El Paso Has the World’s Largest Illuminated Star on a Mountain
If you grew up in El Paso, you know the feeling. You're coming back into town after a long trip, the city starts to spread out in front of you, and there it is on the Franklin Mountains. The Star. It means you're home.
How Rare Is El Paso's Star On The Mountain?
El Paso's Star Is the Biggest of Its Kind on Earth
The Star on the Mountain has stood on the south face of the Franklin Mountains since 1940, when El Paso Electric Company first lit it as a holiday decoration. After a storm blew out the original structure almost immediately, it was rebuilt bigger and better. By 1946, it reached its current dimensions: 459 feet tall and 278 feet wide, with 459 bulbs arranged at a 30-degree angle on the mountainside. It can be seen from the ground up to 35 miles away and from the air up to 100 miles out.
That makes it the world's largest man-made illuminated star. Period.
There Is One Rival City and El Paso Still Wins
The closest comparison is Roanoke, Virginia, which built its own illuminated star on Mill Mountain in 1949. The Roanoke Star holds its own title: the world's largest freestanding illuminated star. Standing 88.5 feet tall and built from 2,000 feet of neon tubing, it even earned Roanoke the nickname "Star City of the South." The two cities actually share more than a rivalry in titles. Both stars began as Christmas decorations. Both became so beloved that residents refused to let them come down. And both cities ended up with "Star City" in their identity.
But El Paso's star is nearly five times taller, sits on an actual mountain, and has been shining since nine years before Roanoke's even existed.
Other Cities Have Letters, El Paso Has Both
Across the American West, hundreds of cities have hillside letters or symbols on mountains, mostly school initials carved or painted into rock. Montana alone has over 100. These are community traditions, but they are generally daytime landmarks with no illumination and limited visibility.
El Paso's Star is in a different category entirely. It is not a letter representing a school. It is not a neon sign bolted to a building. It is a massive illuminated symbol of an entire city, lit every night, visible from two countries, and recognized by the Library of Congress as an informal community landmark. Plus, the Franklin Mountain is also covered in painted letters representing schools, so really El Paso has everything.

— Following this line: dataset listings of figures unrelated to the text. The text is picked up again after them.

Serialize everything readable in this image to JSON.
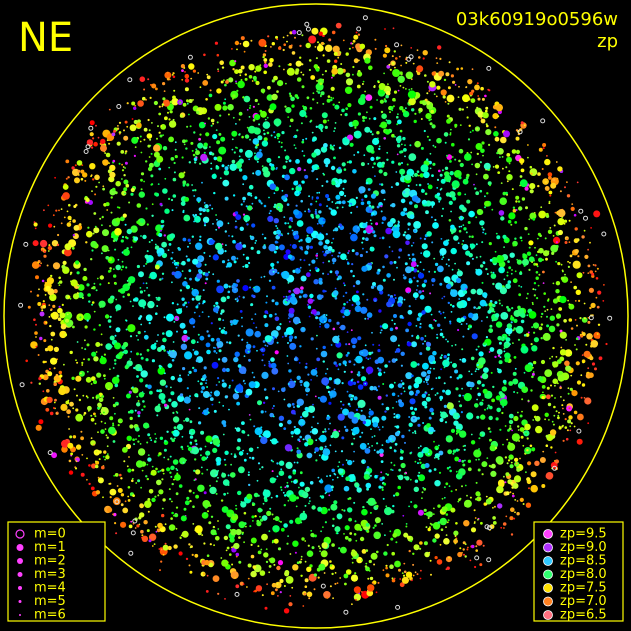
{
  "header": {
    "direction": "NE",
    "frame_id": "03k60919o0596w",
    "quantity": "zp"
  },
  "magnitude_legend": [
    "m=0",
    "m=1",
    "m=2",
    "m=3",
    "m=4",
    "m=5",
    "m=6"
  ],
  "zp_legend": [
    {
      "label": "zp=9.5",
      "color": "#ff40ff"
    },
    {
      "label": "zp=9.0",
      "color": "#b030ff"
    },
    {
      "label": "zp=8.5",
      "color": "#30c8ff"
    },
    {
      "label": "zp=8.0",
      "color": "#30ff70"
    },
    {
      "label": "zp=7.5",
      "color": "#ffe000"
    },
    {
      "label": "zp=7.0",
      "color": "#ff8020"
    },
    {
      "label": "zp=6.5",
      "color": "#ff7080"
    }
  ]
}
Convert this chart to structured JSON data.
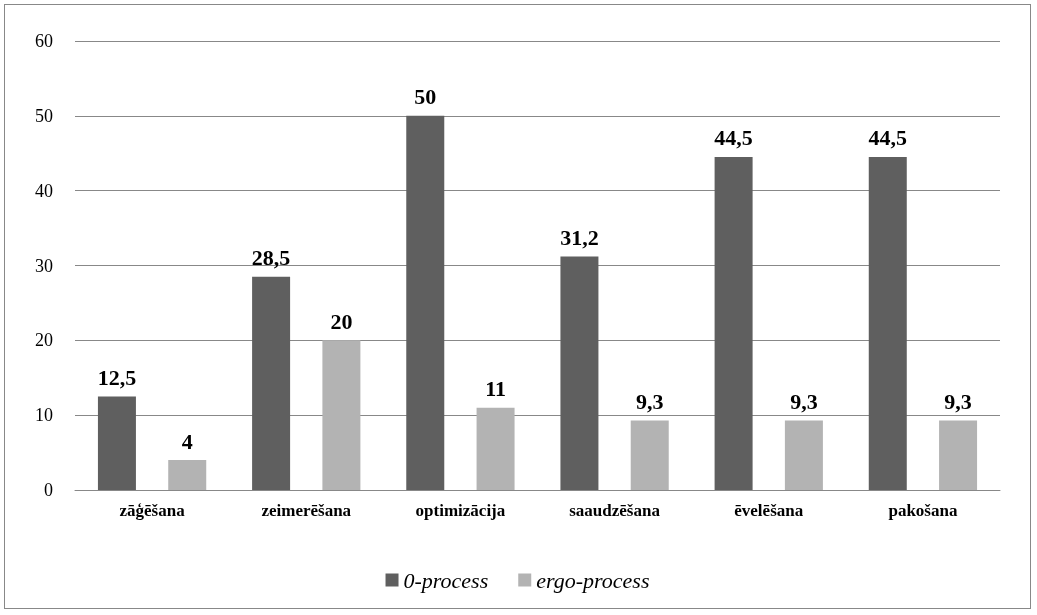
{
  "chart_data": {
    "type": "bar",
    "categories": [
      "zāģēšana",
      "zeimerēšana",
      "optimizācija",
      "saaudzēšana",
      "ēvelēšana",
      "pakošana"
    ],
    "series": [
      {
        "name": "0-process",
        "color": "#5f5f5f",
        "values": [
          12.5,
          28.5,
          50,
          31.2,
          44.5,
          44.5
        ],
        "value_labels": [
          "12,5",
          "28,5",
          "50",
          "31,2",
          "44,5",
          "44,5"
        ]
      },
      {
        "name": "ergo-process",
        "color": "#b3b3b3",
        "values": [
          4,
          20,
          11,
          9.3,
          9.3,
          9.3
        ],
        "value_labels": [
          "4",
          "20",
          "11",
          "9,3",
          "9,3",
          "9,3"
        ]
      }
    ],
    "ylim": [
      0,
      60
    ],
    "yticks": [
      0,
      10,
      20,
      30,
      40,
      50,
      60
    ],
    "grid": "y",
    "legend": "bottom"
  }
}
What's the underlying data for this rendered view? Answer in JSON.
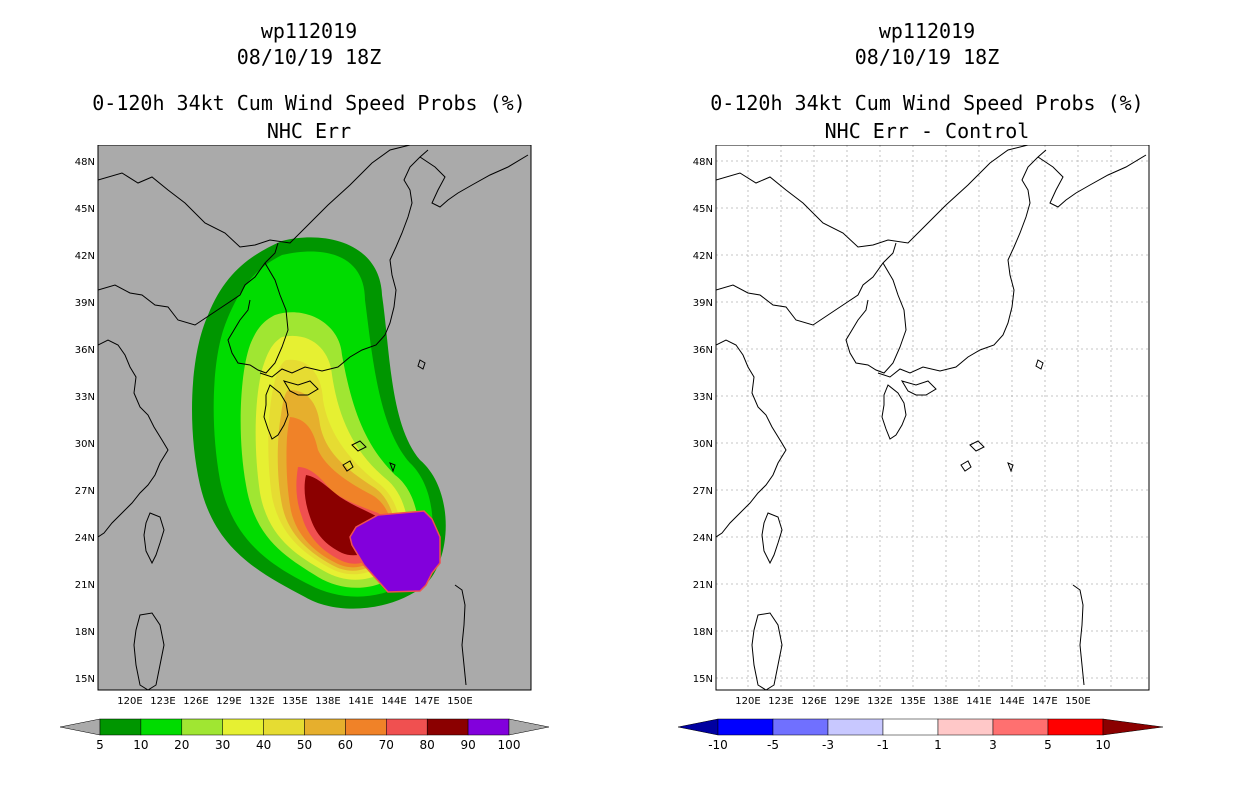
{
  "panels": [
    {
      "id": "left",
      "storm": "wp112019",
      "datetime": "08/10/19 18Z",
      "product": "0-120h 34kt Cum Wind Speed Probs (%)",
      "subtitle": "NHC Err",
      "colorbar": {
        "labels": [
          "5",
          "10",
          "20",
          "30",
          "40",
          "50",
          "60",
          "70",
          "80",
          "90",
          "100"
        ],
        "colors": [
          "#aaaaaa",
          "#009600",
          "#00dc00",
          "#a0e632",
          "#e6f032",
          "#e6dc32",
          "#e6af2d",
          "#f08228",
          "#f05050",
          "#8b0000",
          "#8200dc",
          "#aaaaaa"
        ]
      }
    },
    {
      "id": "right",
      "storm": "wp112019",
      "datetime": "08/10/19 18Z",
      "product": "0-120h 34kt Cum Wind Speed Probs (%)",
      "subtitle": "NHC Err - Control",
      "colorbar": {
        "labels": [
          "-10",
          "-5",
          "-3",
          "-1",
          "1",
          "3",
          "5",
          "10"
        ],
        "colors": [
          "#0000a0",
          "#0000ff",
          "#7070ff",
          "#c8c8ff",
          "#ffffff",
          "#ffc8c8",
          "#ff7070",
          "#ff0000",
          "#8b0000"
        ]
      }
    }
  ],
  "axes": {
    "lat_labels": [
      "48N",
      "45N",
      "42N",
      "39N",
      "36N",
      "33N",
      "30N",
      "27N",
      "24N",
      "21N",
      "18N",
      "15N"
    ],
    "lon_labels": [
      "120E",
      "123E",
      "126E",
      "129E",
      "132E",
      "135E",
      "138E",
      "141E",
      "144E",
      "147E",
      "150E"
    ]
  },
  "colors": {
    "ocean": "#aaaaaa",
    "background": "#ffffff",
    "grid": "#b4b4b4"
  }
}
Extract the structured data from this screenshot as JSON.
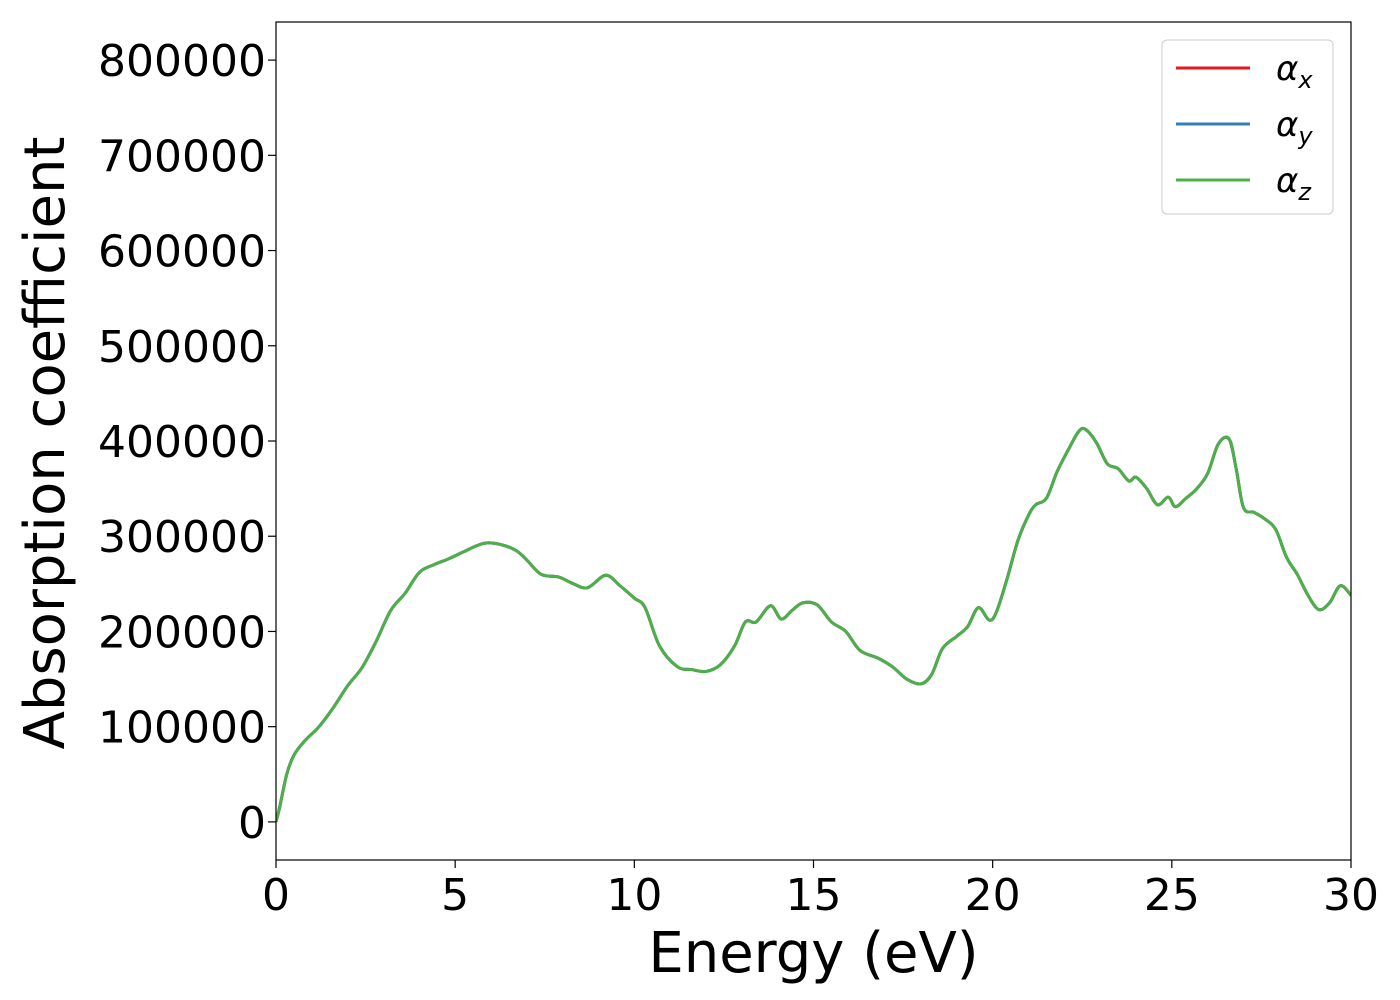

More Than a Landmark, a Community Voice
What truly separates El Paso's Star from anything else in the world is what it has meant over the decades. It burned for 444 nights during the Iran Hostage Crisis in solidarity with American prisoners. It stayed lit through the Gulf War until the last Fort Bliss soldier came home. In the days after the 2019 Walmart shooting, it flashed 23 times, once for each victim.
Today, the Star changes colors for Pride Month, Veterans Day, cancer awareness months, and individual tributes requested by El Pasoans through the Chamber of Commerce's Starlighter program. A recent $300,000 renovation upgraded it to individually controlled LED bulbs capable of displaying a full spectrum of color.
No other city on earth has anything quite like it. El Paso has had it since 1940.